Le présent amendement vise à faire passer le délai de traitement des requêtes aux fins de maintien en zone d’attente de vingt-quatre à quarante-huit heures.
Dans le cadre de la « Mission d’information flash sur le bilan de la zone d’attente temporaire installée sur la presqu’île de Giens (Var) en novembre 2022 », l’auteur de cet amendement, qui en a été corapporteur, a pu auditionner les principales parties prenantes dans la gestion de cet événement.
Il ressort des auditions des membres de l’autorité judiciaire, notamment le premier président de la Cour d’appel d’Aix-en-Provence, qu’un juge des libertés et de la détention peut traiter, en temps normal, quinze à vingt requêtes aux fins de maintien en zone d’attente par jour en dédiant intégralement sa journée de travail, déjà bien chargée, à cette tâche.

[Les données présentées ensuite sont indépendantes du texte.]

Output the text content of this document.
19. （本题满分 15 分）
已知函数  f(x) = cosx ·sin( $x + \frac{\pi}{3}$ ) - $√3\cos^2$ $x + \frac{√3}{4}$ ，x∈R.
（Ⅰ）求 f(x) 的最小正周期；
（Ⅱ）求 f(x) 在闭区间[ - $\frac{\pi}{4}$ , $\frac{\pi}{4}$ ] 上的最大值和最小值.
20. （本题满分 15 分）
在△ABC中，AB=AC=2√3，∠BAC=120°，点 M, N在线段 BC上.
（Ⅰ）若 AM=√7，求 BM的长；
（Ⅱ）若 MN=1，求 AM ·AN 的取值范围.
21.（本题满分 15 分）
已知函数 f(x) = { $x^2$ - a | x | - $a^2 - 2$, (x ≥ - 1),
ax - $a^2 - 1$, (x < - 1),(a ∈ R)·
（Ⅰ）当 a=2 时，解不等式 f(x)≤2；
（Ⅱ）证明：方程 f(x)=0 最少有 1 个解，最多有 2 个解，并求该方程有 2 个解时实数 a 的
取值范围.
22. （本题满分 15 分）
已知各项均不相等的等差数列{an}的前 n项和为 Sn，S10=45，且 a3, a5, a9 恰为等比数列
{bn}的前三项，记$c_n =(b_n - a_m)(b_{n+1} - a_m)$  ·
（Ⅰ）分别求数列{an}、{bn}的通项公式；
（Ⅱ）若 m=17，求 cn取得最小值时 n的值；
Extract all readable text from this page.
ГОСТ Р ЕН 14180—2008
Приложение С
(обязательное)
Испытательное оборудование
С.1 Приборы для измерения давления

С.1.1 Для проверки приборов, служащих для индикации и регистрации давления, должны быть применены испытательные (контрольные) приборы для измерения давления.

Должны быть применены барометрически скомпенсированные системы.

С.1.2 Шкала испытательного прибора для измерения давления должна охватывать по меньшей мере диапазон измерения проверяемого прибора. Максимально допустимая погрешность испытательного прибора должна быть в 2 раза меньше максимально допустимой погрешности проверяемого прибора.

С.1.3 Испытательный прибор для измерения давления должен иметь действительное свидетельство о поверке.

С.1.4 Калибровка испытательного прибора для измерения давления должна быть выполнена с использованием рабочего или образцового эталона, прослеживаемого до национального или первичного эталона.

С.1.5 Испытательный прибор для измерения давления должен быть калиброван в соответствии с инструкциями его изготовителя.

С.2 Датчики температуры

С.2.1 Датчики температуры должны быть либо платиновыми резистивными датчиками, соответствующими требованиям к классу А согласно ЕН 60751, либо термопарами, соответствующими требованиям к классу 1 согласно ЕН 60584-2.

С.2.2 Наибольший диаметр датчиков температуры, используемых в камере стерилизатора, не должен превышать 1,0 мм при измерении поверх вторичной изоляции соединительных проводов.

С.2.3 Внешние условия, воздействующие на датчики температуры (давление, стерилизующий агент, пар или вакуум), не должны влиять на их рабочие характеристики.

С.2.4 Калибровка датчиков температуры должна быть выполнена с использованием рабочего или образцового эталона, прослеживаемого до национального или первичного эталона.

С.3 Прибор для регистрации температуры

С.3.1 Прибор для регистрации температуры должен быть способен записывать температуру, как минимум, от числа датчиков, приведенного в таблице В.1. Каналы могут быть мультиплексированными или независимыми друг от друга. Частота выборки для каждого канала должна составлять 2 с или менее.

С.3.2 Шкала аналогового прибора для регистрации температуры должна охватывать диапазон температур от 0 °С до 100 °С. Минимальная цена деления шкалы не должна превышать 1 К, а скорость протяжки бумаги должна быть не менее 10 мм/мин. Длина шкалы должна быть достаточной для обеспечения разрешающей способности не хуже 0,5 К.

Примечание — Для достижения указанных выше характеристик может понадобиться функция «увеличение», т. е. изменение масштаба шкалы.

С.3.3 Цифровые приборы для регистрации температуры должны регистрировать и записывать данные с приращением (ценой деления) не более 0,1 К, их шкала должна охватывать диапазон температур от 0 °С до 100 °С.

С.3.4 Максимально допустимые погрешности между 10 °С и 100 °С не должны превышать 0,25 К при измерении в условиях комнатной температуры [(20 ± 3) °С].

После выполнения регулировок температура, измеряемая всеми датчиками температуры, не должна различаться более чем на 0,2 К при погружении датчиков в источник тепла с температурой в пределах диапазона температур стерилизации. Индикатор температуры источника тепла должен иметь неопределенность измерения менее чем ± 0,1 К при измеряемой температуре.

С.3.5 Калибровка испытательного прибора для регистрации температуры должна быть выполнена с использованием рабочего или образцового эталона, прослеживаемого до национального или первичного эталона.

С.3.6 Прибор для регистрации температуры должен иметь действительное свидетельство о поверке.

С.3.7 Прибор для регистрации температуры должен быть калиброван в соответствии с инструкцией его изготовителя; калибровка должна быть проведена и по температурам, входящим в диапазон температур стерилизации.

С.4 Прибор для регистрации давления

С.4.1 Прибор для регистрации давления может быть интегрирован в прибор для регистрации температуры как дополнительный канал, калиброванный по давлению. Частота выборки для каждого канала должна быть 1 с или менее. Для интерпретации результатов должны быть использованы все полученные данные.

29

Ainsi, lors de l’arrivée des migrants de l’« Ocean Viking » dans le Var, le Tribunal judiciaire de Toulon, qui a reçu d’un seul coup 177 requêtes aux fins de maintien en zone d’attente, n’a pu traiter qu’une dizaine d’entre eux dans le temps imparti, qui est de vingt-quatre heures actuellement. Cette situation a été qualifiée de « tsunami judiciaire » par le premier président de la cour d’appel d’Aix-en-Provence.
Il convient de rappeler qu’au-delà du temps imparti, le juge se dessaisit automatiquement de la requête, sans étude de celle-ci, et le clandestin doit être libéré de la zone d’attente.
Toutefois, il existe une possibilité de prolonger ce délai à quarante-huit heures « lorsque les nécessités de l’instruction l’imposent » (article L324‑5 du CESEDA), qui n’a pas été utilisée en l’occurrence par les juges, ayant pratiqué une certaine « orthodoxie juridictionnelle ».
Il est pourtant nécessaire de disposer d’au moins quarante-huit heures pour traiter ces dossiers, au vu du temps que cette tâche représente, de l’engorgement des juridictions et des conséquences d’un dessaisissement automatique du juge.
Par voie de conséquence, il convient également de prolonger le délai visé à l’alinéa 4 en le portant à soixante-douze heures.